Of course, the core of the American Revolution was the issue of the rights of individuals to their property, and the need to protect that right in the face of a government that would take it without their consent.
Property and liberty go hand in hand. Socialism at all levels, and certainly as practiced in the extreme, does not accept or respect this fact.
Also, as has been pointed out with devastating effectiveness and accuracy at least since the time of George Orwell’s Animal Farm, socialism demeans individual identity.
It undermines economic growth as it discourages, and in many cases actually counters, the initiatives necessary on the part of individuals to be productive and generate growth.
Thus one can understand why it is that people in office, and those who support them, especially in the intelligentsia, would not want to be tagged with the epithet of “socialist.”
However, in this whole exercise in misdirection you have to respect one person.
I am not thinking here of de Blasio or his minions in the media. Rather that respect should fall to the quirky but refreshingly honest senator from Vermont, Bernie Sanders.
Vermont has always been a different place. At one time, Vermont and Maine were the only states to vote against Franklin Roosevelt as president.
More recently, it has undergone a political sea-change brought about largely by an influx of people who are seeking the alternative lifestyle of a bucolic state.
These folks made their transit from places like New York and Connecticut up the river to the Green Mountain State. For the most part, these people were and are traditional liberals on all things. But they have chosen to take their feet to a place where there are no rush hours — a good choice, by the way, if you can afford it.
Now speaking for them is Sanders. He does not try to focus-group his thoughts or his ideas or his identity. He calls himself a socialist. He is a socialist. And he is damn proud of it.
The press still has a problem with this and insists on calling him an “independent.” He did not run as an independent. He ran as a socialist and won as a socialist.
This brings us back to those other folks who call themselves “progressives.”
It is their cause to redistribute wealth in the name of social justice.
It is a practice that history teaches us does not work.
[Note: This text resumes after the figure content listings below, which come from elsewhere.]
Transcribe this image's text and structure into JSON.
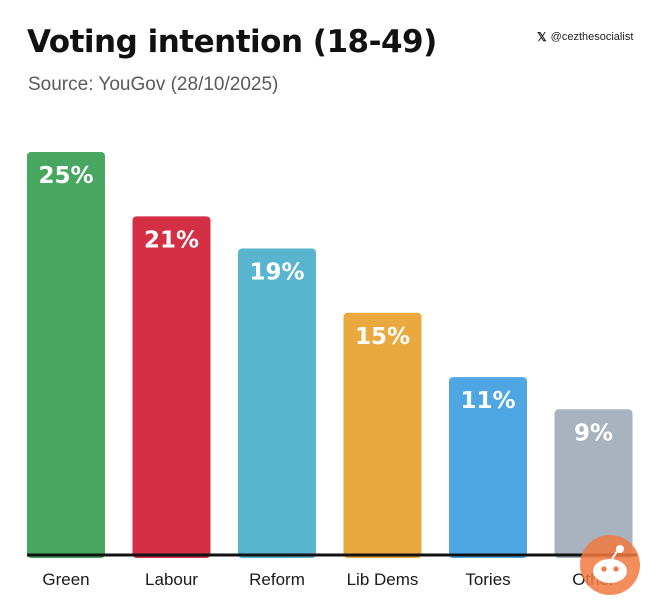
{
  "header": {
    "title": "Voting intention (18-49)",
    "subtitle": "Source: YouGov (28/10/2025)",
    "handle_icon": "x-logo-icon",
    "handle": "@cezthesocialist"
  },
  "watermark_icon": "reddit-alien-icon",
  "chart_data": {
    "type": "bar",
    "title": "Voting intention (18-49)",
    "subtitle": "Source: YouGov (28/10/2025)",
    "categories": [
      "Green",
      "Labour",
      "Reform",
      "Lib Dems",
      "Tories",
      "Other"
    ],
    "values": [
      25,
      21,
      19,
      15,
      11,
      9
    ],
    "value_labels": [
      "25%",
      "21%",
      "19%",
      "15%",
      "11%",
      "9%"
    ],
    "colors": [
      "#47a760",
      "#d32f45",
      "#59b5cf",
      "#eaa93e",
      "#4ea6e2",
      "#a9b3bf"
    ],
    "ylim": [
      0,
      25
    ],
    "grid": false,
    "legend": "none",
    "xlabel": "",
    "ylabel": ""
  }
}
It results in a retardation of economic growth, a reduction in the standard of living for the majority of people who are subjected to it, and an undermining of liberty as defined by the right to protect one’s property.
There should be an acknowledgement here that if it looks like a duck, walks like a duck and talks like a duck, it is a duck.
Those people who adhere to this worldview are socialists, not progressives. Folks should own up to the term and wear it as a badge of pride, just as Sanders does.
They should then try to explain to the American people why a political philosophy that has such a disastrous historical track record should become the guiding principle for our nation.
Judd Gregg is a former governor and three-term senator from New Hampshire who served as chairman and ranking member of the Senate Budget Committee.